A commitment to help patients with autoimmune diseases
Autoimmune diseases represent a therapeutic area that, despite having lower incidences to that of cancer, often faces neglect. Such diseases affect 8% of the population with over 75% of cases occurring in women, due to the fact that they have a more powerful immune reaction. Experts have also stated that women have a greater tendency to possess certain genes that predispose them to these diseases.
In autoimmune diseases our immune system attacks our own body. The most common forms of these diseases are rheumatoid arthritis, multiple sclerosis and lupus, to name but a few. They are the result of a malfunctioning of the organism’s immune system.
For years, these diseases have been fought with immunosuppressive drugs, which, according to experts, have high toxicity. In recent years, however, several advances have been made to combat autoimmune diseases through new drugs designed with nanotechnology, as was recently featured in the journal Nature.

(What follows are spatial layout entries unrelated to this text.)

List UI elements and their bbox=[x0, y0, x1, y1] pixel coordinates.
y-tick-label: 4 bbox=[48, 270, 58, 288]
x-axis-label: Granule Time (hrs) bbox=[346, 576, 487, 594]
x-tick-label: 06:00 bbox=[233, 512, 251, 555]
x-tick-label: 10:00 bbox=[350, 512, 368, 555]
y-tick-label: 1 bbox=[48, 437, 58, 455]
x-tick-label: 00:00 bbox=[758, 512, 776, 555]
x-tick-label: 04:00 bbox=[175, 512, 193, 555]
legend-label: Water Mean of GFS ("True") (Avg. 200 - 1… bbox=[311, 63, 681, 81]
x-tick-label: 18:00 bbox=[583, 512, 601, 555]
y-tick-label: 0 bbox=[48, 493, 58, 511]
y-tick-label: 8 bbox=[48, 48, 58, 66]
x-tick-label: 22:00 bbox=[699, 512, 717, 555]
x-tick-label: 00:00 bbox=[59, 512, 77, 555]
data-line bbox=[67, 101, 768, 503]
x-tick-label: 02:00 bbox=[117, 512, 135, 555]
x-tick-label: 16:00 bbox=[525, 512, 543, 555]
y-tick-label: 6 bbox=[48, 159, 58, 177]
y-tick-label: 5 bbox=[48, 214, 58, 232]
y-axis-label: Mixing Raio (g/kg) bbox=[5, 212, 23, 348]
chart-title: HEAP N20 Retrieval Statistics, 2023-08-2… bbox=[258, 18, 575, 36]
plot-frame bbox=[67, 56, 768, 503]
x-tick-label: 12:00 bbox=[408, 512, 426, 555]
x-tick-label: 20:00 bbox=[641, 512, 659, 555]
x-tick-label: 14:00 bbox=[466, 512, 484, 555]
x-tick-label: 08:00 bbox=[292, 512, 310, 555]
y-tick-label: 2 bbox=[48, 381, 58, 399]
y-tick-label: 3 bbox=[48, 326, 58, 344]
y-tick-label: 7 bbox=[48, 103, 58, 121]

Diagnosing these diseases is complicated because of the slow progression of the disease and because the initial symptoms may be ascribed to a number of different causes. It is also estimated that there are between 80 and 100 different autoimmune disorders.
These diseases also account for a large portion of hospital bills. According to IMS Health, oncology, HIV and biological products for autoimmune diseases and HCV account for 59% of the hospital market.
Among all autoimmune diseases, rheumatoid arthritis has a great social impact. It is a disease that causes joint pain throughout the body and, if left untreated, ends up destroying them.
The Spanish Society for Rheumatology (SER) estimates that there are 180,000 people affected by this disease throughout the country and considers it to be the most disabling rheumatic disease in Spain.
In terms of expenditure, the hospital market for rheumatoid arthritis reached 204 million Euros in 2014, according to data from IMS Health. Also, Enbrel, a biological medicinal product for rheumatoid arthritis sold by Pfizer, ranks as the sixth most expensive hospital drug. Last year, the cost for this drug alone was 169 million euros.
In light of this scenario, the arrival of new drugs that can provide less expensive treatment options for diseases that can last several years, such as rheumatoid arthritis, is a significant step forward for national health systems.
To this end, biosimilars are helping to take a further step by making therapies available to more patients and by reducing the economic and social costs of the disease. For this reason, the Ministry of Health has put in place a cost containment mechanism in the 30-40% range in relation to the reduction in price for biosimilar drugs with regard to their biological reference.